Case 5: The bad employee trying to get sacked. They scooped £32,000. But that was an outside settlement. They may have got considerably more as at the tribunal every piece of our defence was thrown out. For no good reason that we could see. It was a terrible day. Knowing this was going to be a problem all employment law had been fully followed before dismissal. The standard line that under one year no one has any employment rights is not true.
In this, the 'daily mail case' the employee turned out to be a serial tribunal action taker. Earning plenty form getting sacked and using lapses in procedure to claim unfair 'xyz'. The employees parents were involved too. making stuff up. It was a racket that must have bankrupted many small businesses by now.

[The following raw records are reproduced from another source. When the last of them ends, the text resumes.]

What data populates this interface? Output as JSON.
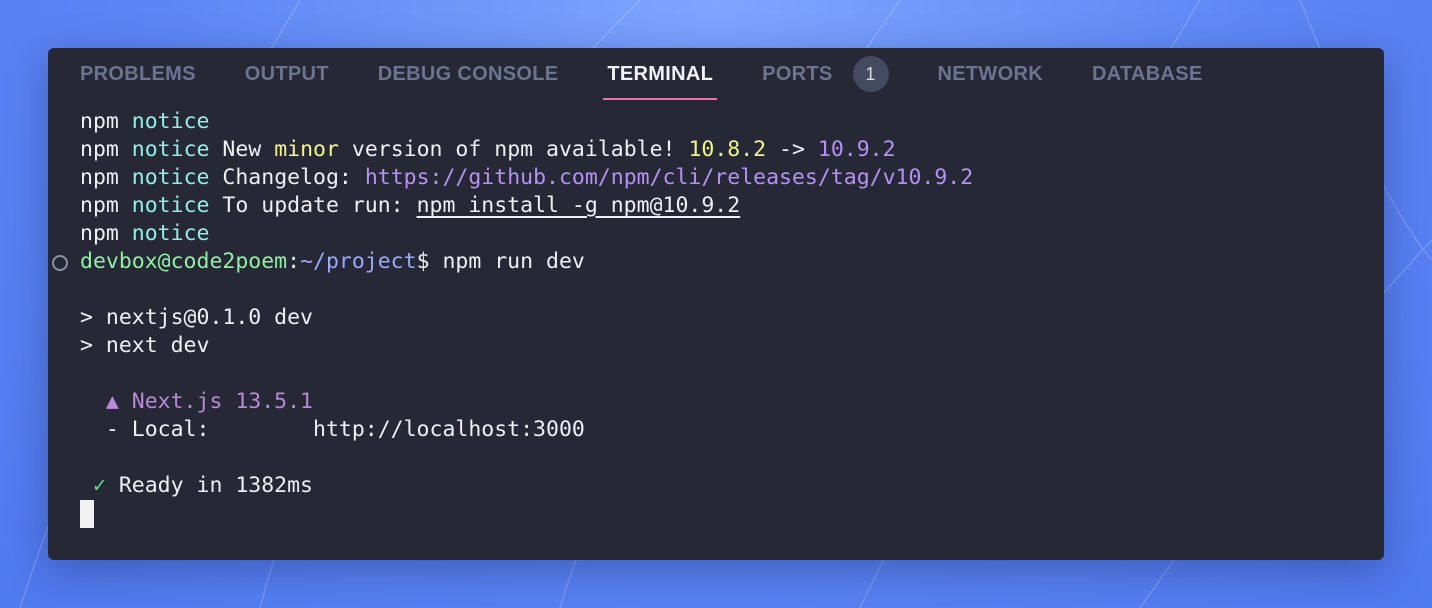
{
  "colors": {
    "accent_underline": "#f06fa8",
    "terminal_bg": "#262836",
    "notice": "#8ff0ea",
    "version_highlight": "#f2f589",
    "link": "#b591f7",
    "user_host": "#8ef0a2",
    "path": "#98a9ff",
    "check": "#5fe08c"
  },
  "tabs": [
    {
      "label": "PROBLEMS"
    },
    {
      "label": "OUTPUT"
    },
    {
      "label": "DEBUG CONSOLE"
    },
    {
      "label": "TERMINAL",
      "active": true
    },
    {
      "label": "PORTS",
      "badge": "1"
    },
    {
      "label": "NETWORK"
    },
    {
      "label": "DATABASE"
    }
  ],
  "terminal": {
    "npm": "npm",
    "notice": "notice",
    "l2": {
      "a": " New ",
      "minor": "minor",
      "b": " version of npm available! ",
      "old": "10.8.2",
      "arrow": " -> ",
      "new": "10.9.2"
    },
    "l3": {
      "a": " Changelog: ",
      "url": "https://github.com/npm/cli/releases/tag/v10.9.2"
    },
    "l4": {
      "a": " To update run: ",
      "cmd": "npm install -g npm@10.9.2"
    },
    "prompt": {
      "user": "devbox@code2poem",
      "colon": ":",
      "path": "~/project",
      "dollar": "$ ",
      "cmd": "npm run dev"
    },
    "script1": "> nextjs@0.1.0 dev",
    "script2": "> next dev",
    "next_version": "  ▲ Next.js 13.5.1",
    "local_label": "  - Local:        ",
    "local_url": "http://localhost:3000",
    "check": " ✓",
    "ready": " Ready in 1382ms"
  }
}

case 6. The 'racial' one. That lad got an apology and £300 vouchers.And were extremely grateful he was dumb enough to accept that. Racial claims are a total nightmare. unlimited damages. And hurt feelings do count more than lost limbs. Its the way the equality law is written.
I expect if this had gone to tribunal we would have won. But only give it a 60/40.
the downside was that this employee was now untouchable, and knew it. HR insisted he could not even be spoken to about anything for 6 months.
Luckily, with all the rope he had, once the 6 months were up, he had hanged himself many times over.

So - where the law is concerned, as we all know from our everyday lives, nothing is certain. And the only truisim is 'don't ever sue anybody who hasn't got any money'.

Steven_L said...

I ruled 5 out on the grounds he hadn't been in the job long enough for unfair dismissal. How come this isn't true then?

I must confess I've had some experience of the tribunals system myself. About 10 years ago my GP pointed out to me I had a pretty strong DDA claim on the back of being messed around by the occupational health contractors of a rather useless local authority.

So I looked into it and put a claim in. In the initial hearing the judge basically told me togo away and claim more, and them they were looking at getting costs awarded against them. So it got settled :)

Steven_L said...

And the only truisim is 'don't ever sue anybody who hasn't got any money'

I'd add to that "...unless you really want the insolvency service to investigate their affairs."

Hopper said...

Crikey BQ; reality is worse than I could possibly have suspected. A robot workforce looks increasingly attractive.